Suele suceder que para afirmar este derecho caigamos en su promoción. Ante el oprobio de la discriminación sexual, promocionar el derecho, y hasta luchar por él, considero fantástico. Lo que no se puede es magnificar a tal punto la inquietud, que raye en una aparente virtud. Si alguno piensa que se necesita “educación sexual” para la libre opción, es un desmemoriado o un hipócrita. El deseo nace antes que la razón y la deshinibición. Por eso las primeras relaciones sexuales que la mayoría hemos tenido, han sido, justamente en la niñez y en forma homosexual, a gusto o a falta de otra. El secreto y la obvia clandestinidad de esta etapa, formaban parte de uno de los primeros derechos mas esenciales de la individualidad, la fantasía y el crecimiento. Y vaya si hemos tenido opción de elegir.
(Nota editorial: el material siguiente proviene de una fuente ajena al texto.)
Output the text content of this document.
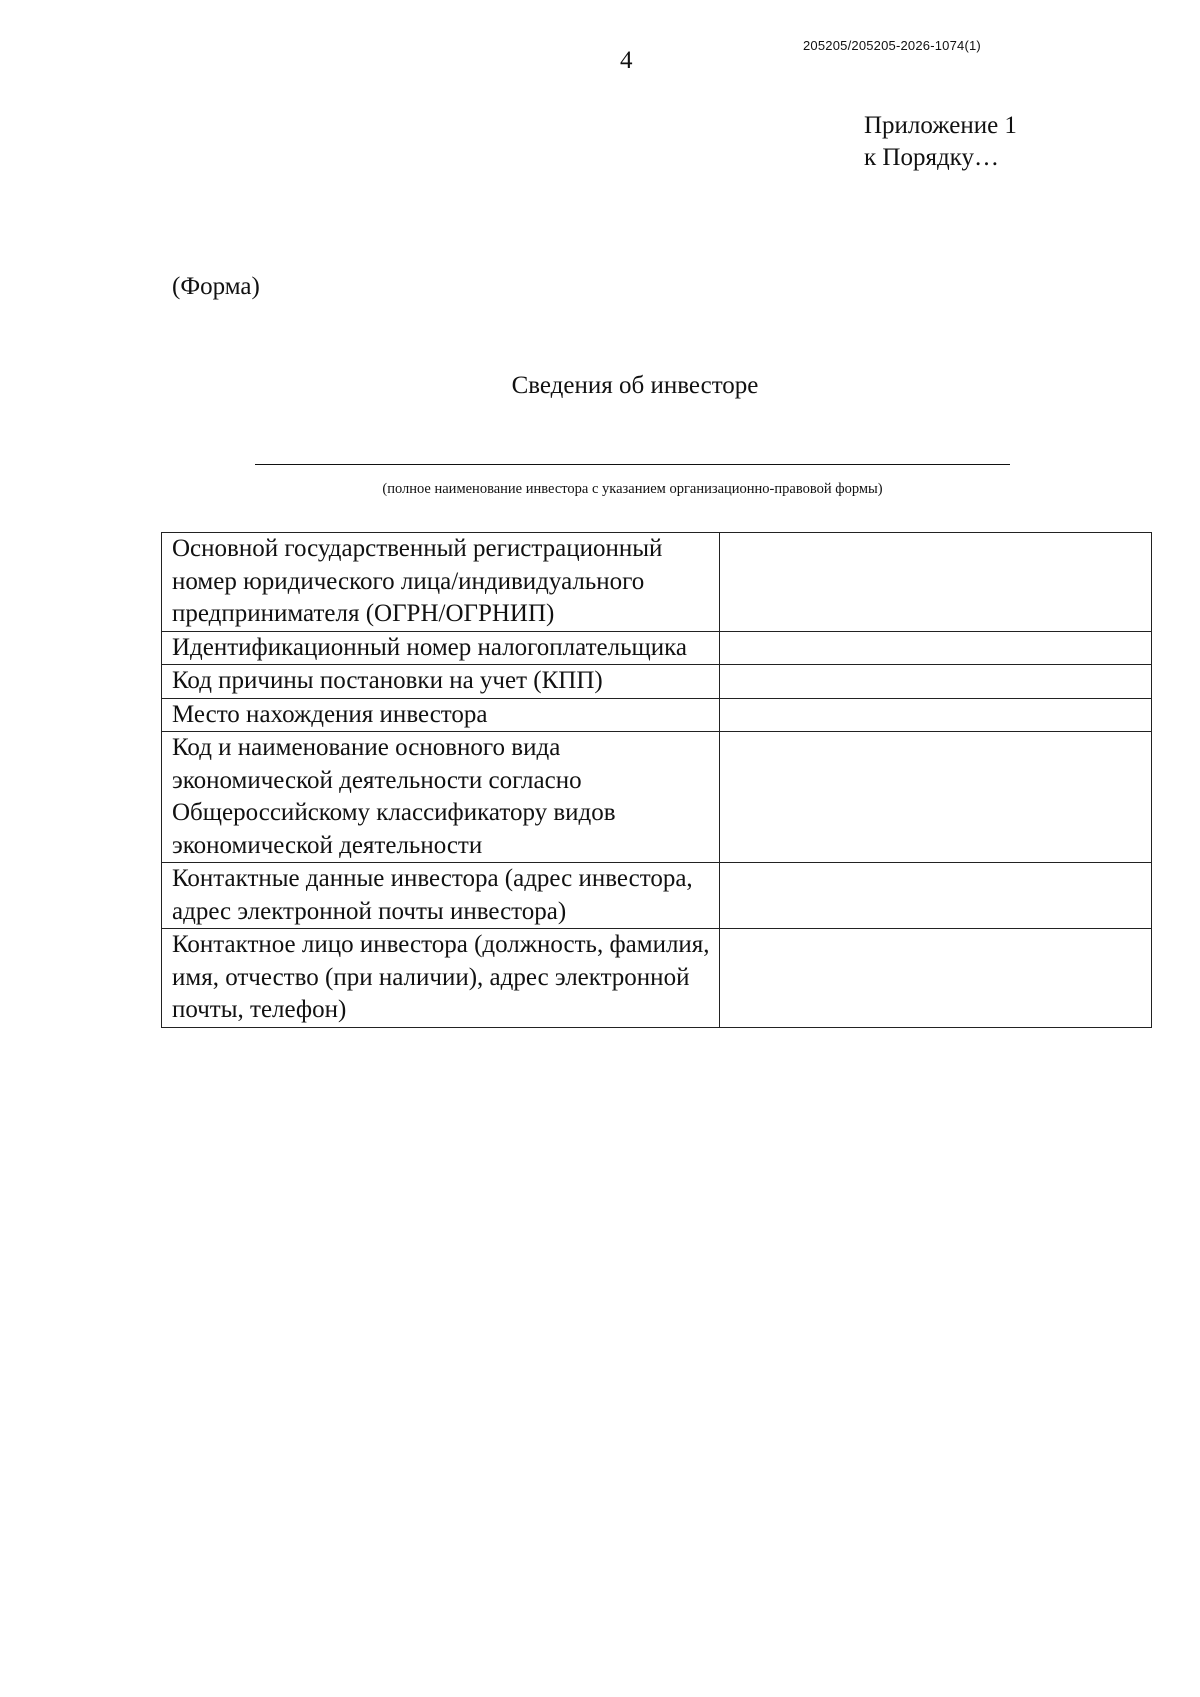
4
205205/205205-2026-1074(1)
Приложение 1
к Порядку…
(Форма)
Сведения об инвесторе
(полное наименование инвестора с указанием организационно-правовой формы)
Основной государственный регистрационный номер юридического лица/индивидуального предпринимателя (ОГРН/ОГРНИП)	
Идентификационный номер налогоплательщика	
Код причины постановки на учет (КПП)	
Место нахождения инвестора	
Код и наименование основного вида экономической деятельности согласно Общероссийскому классификатору видов экономической деятельности	
Контактные данные инвестора (адрес инвестора, адрес электронной почты инвестора)	
Контактное лицо инвестора (должность, фамилия, имя, отчество (при наличии), адрес электронной почты, телефон)	
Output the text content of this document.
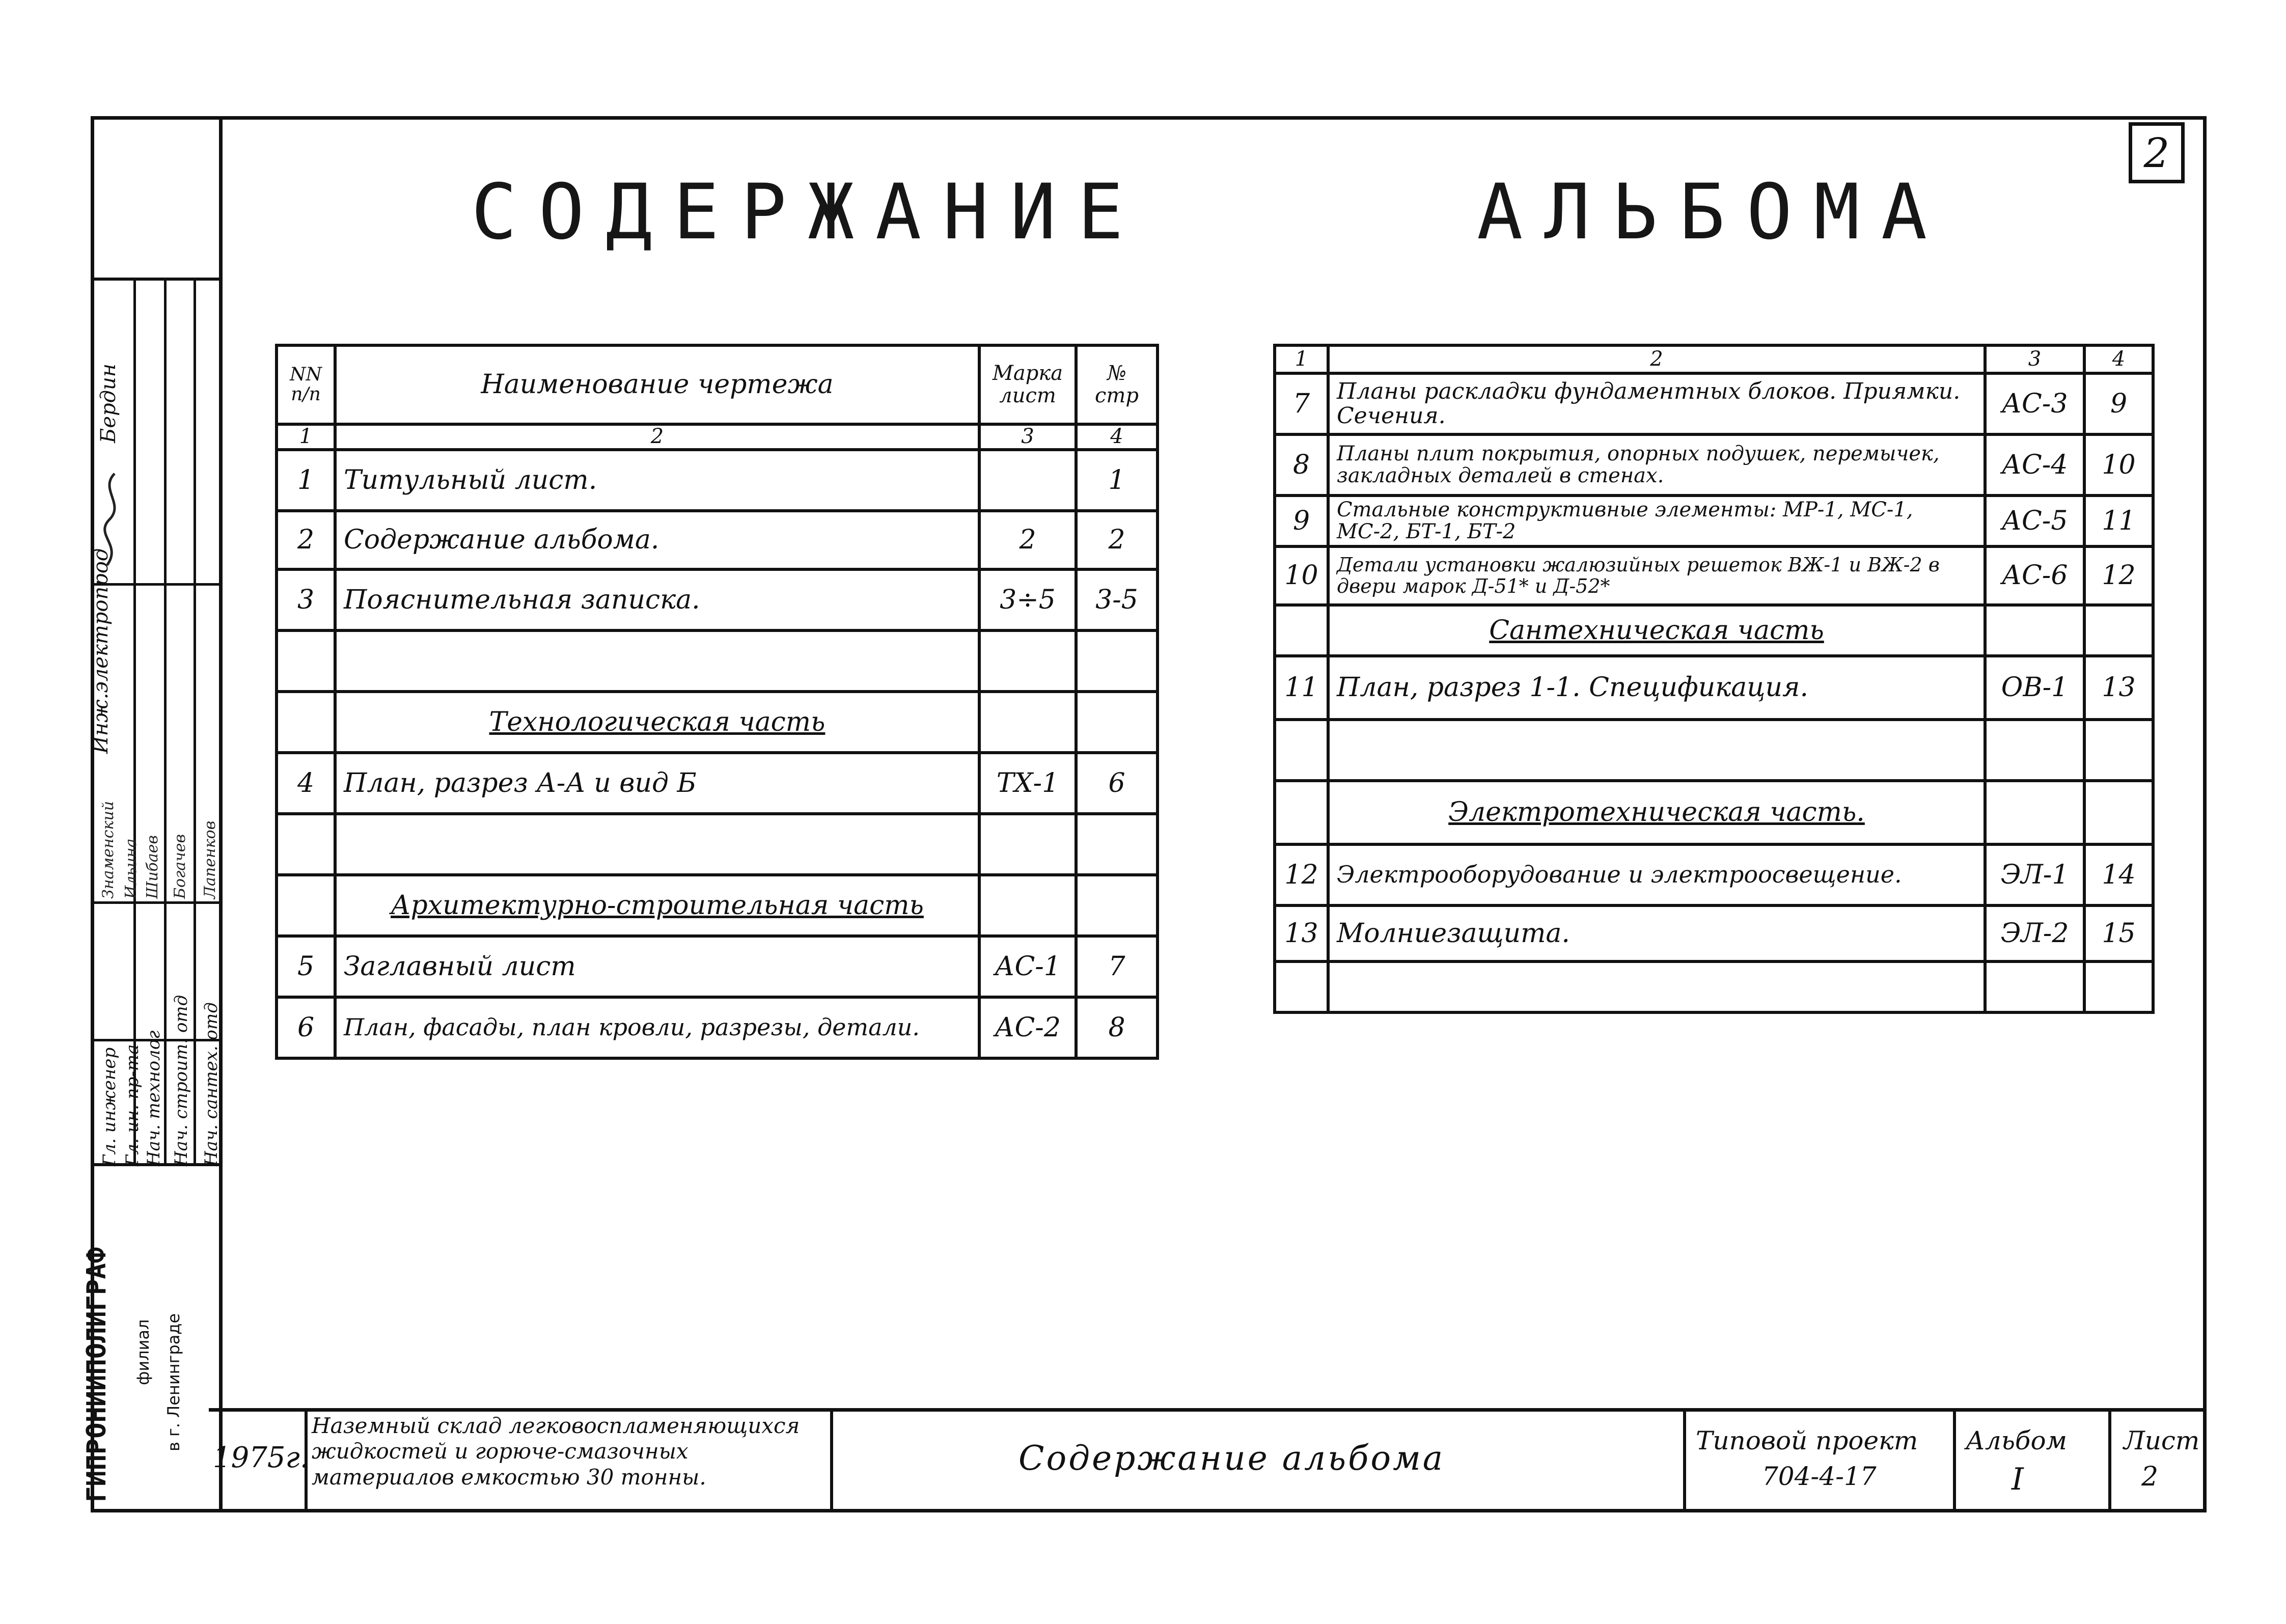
2
СОДЕРЖАНИЕ	АЛЬБОМА
NN п/п	Наименование чертежа	Марка лист	№ стр
1	2	3	4
1	Титульный лист.		1
2	Содержание альбома.	2	2
3	Пояснительная записка.	3÷5	3-5

	Технологическая часть		
4	План, разрез А-А и вид Б	ТХ-1	6

	Архитектурно-строительная часть		
5	Заглавный лист	АС-1	7
6	План, фасады, план кровли, разрезы, детали.	АС-2	8
1	2	3	4
7	Планы раскладки фундаментных блоков. Приямки. Сечения.	АС-3	9
8	Планы плит покрытия, опорных подушек, перемычек, закладных деталей в стенах.	АС-4	10
9	Стальные конструктивные элементы: МР-1, МС-1, МС-2, БТ-1, БТ-2	АС-5	11
10	Детали установки жалюзийных решеток ВЖ-1 и ВЖ-2 в двери марок Д-51* и Д-52*	АС-6	12
	Сантехническая часть		
11	План, разрез 1-1. Спецификация.	ОВ-1	13

	Электротехническая часть.		
12	Электрооборудование и электроосвещение.	ЭЛ-1	14
13	Молниезащита.	ЭЛ-2	15

Гл. инженер Гл. ин. пр-та Нач. технолог Нач. строит. отд Нач. сантех. отд
Знаменский Ильина Шибаев Богачев Лапенков
Инж.электропрод
Бердин
ГИПРОНИИПОЛИГРАФ филиал в г. Ленинграде
1975г.
Наземный склад легковоспламеняющихся жидкостей и горюче-смазочных материалов емкостью 30 тонны.	Содержание альбома	Типовой проект
704-4-17
Альбом
I
Лист
2
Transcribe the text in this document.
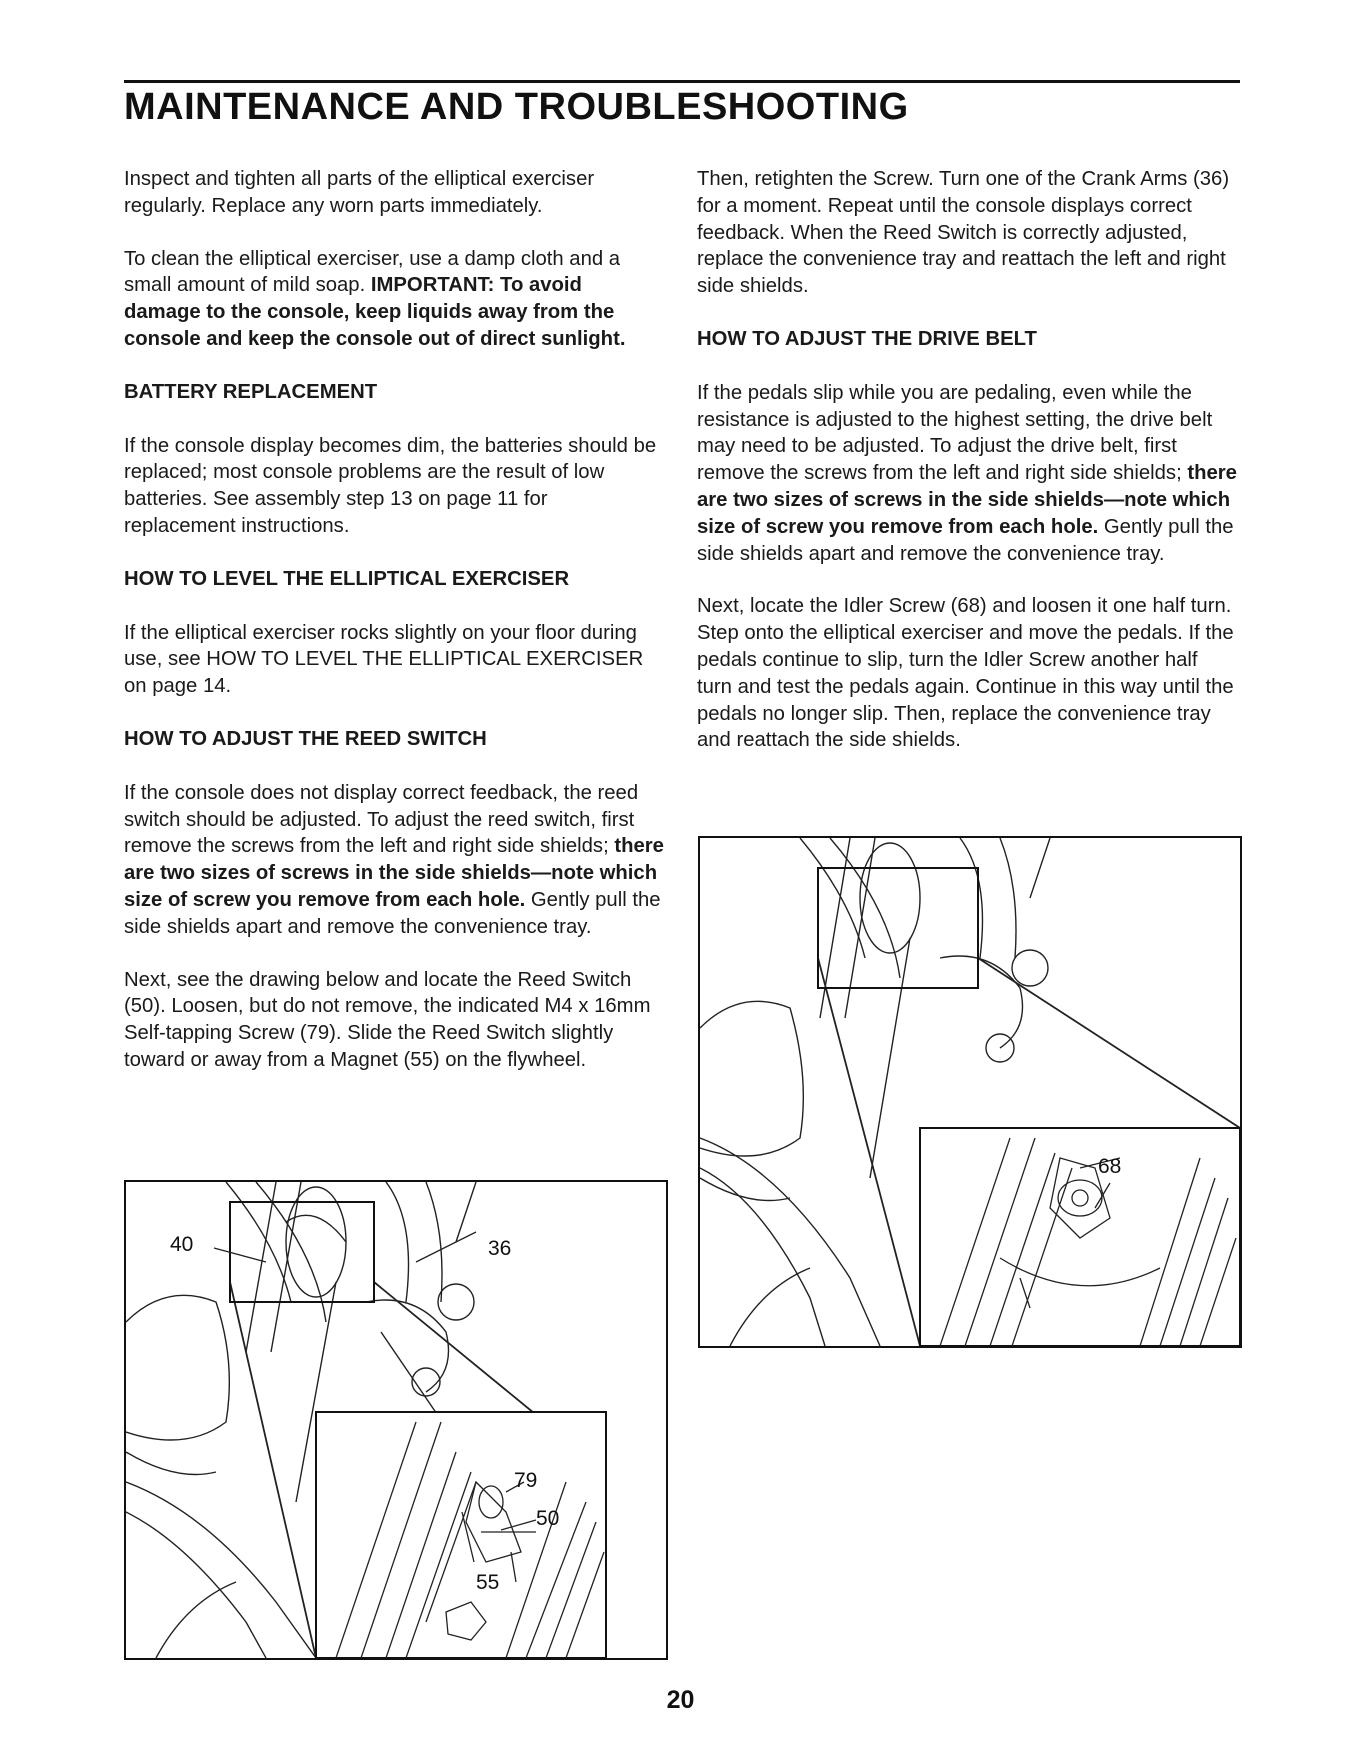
MAINTENANCE AND TROUBLESHOOTING

Inspect and tighten all parts of the elliptical exerciser regularly. Replace any worn parts immediately.

To clean the elliptical exerciser, use a damp cloth and a small amount of mild soap. IMPORTANT: To avoid damage to the console, keep liquids away from the console and keep the console out of direct sunlight.

BATTERY REPLACEMENT

If the console display becomes dim, the batteries should be replaced; most console problems are the result of low batteries. See assembly step 13 on page 11 for replacement instructions.

HOW TO LEVEL THE ELLIPTICAL EXERCISER

If the elliptical exerciser rocks slightly on your floor during use, see HOW TO LEVEL THE ELLIPTICAL EXERCISER on page 14.

HOW TO ADJUST THE REED SWITCH

If the console does not display correct feedback, the reed switch should be adjusted. To adjust the reed switch, first remove the screws from the left and right side shields; there are two sizes of screws in the side shields—note which size of screw you remove from each hole. Gently pull the side shields apart and remove the convenience tray.

Next, see the drawing below and locate the Reed Switch (50). Loosen, but do not remove, the indicated M4 x 16mm Self-tapping Screw (79). Slide the Reed Switch slightly toward or away from a Magnet (55) on the flywheel.

Then, retighten the Screw. Turn one of the Crank Arms (36) for a moment. Repeat until the console displays correct feedback. When the Reed Switch is correctly adjusted, replace the convenience tray and reattach the left and right side shields.

HOW TO ADJUST THE DRIVE BELT

If the pedals slip while you are pedaling, even while the resistance is adjusted to the highest setting, the drive belt may need to be adjusted. To adjust the drive belt, first remove the screws from the left and right side shields; there are two sizes of screws in the side shields—note which size of screw you remove from each hole. Gently pull the side shields apart and remove the convenience tray.

Next, locate the Idler Screw (68) and loosen it one half turn. Step onto the elliptical exerciser and move the pedals. If the pedals continue to slip, turn the Idler Screw another half turn and test the pedals again. Continue in this way until the pedals no longer slip. Then, replace the convenience tray and reattach the side shields.

40	36
79
50
55
68

20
No se puede educar sexo. Se puede, y se debe, informar, de tal manera que se erradique cualquier tipo de culpa o estigma. La educación sexual en la niñez queda a cargo de quienes progenitan, a cargo del ámbito familiar y social donde se crece. Y no porque sea mejor. Nada bueno sería que un niño, a esa edad, tenga un triple discurso. La escuela, el hogar, y el personal, creándole, obligadamente, un conflicto que lo afecte de por vida. Por eso el sexo, desde la niñez en adelante, es privado.
Dejemos que natura haga su trabajo, sabiamente como lo hace siempre. Conformémonos con difundir y defender la incondicional aceptación igualitaria. El amor. El amor es el corazón en la piel. Y hoy, sinceramente, después de tanta palabra no llego a la altura para hablar de él.”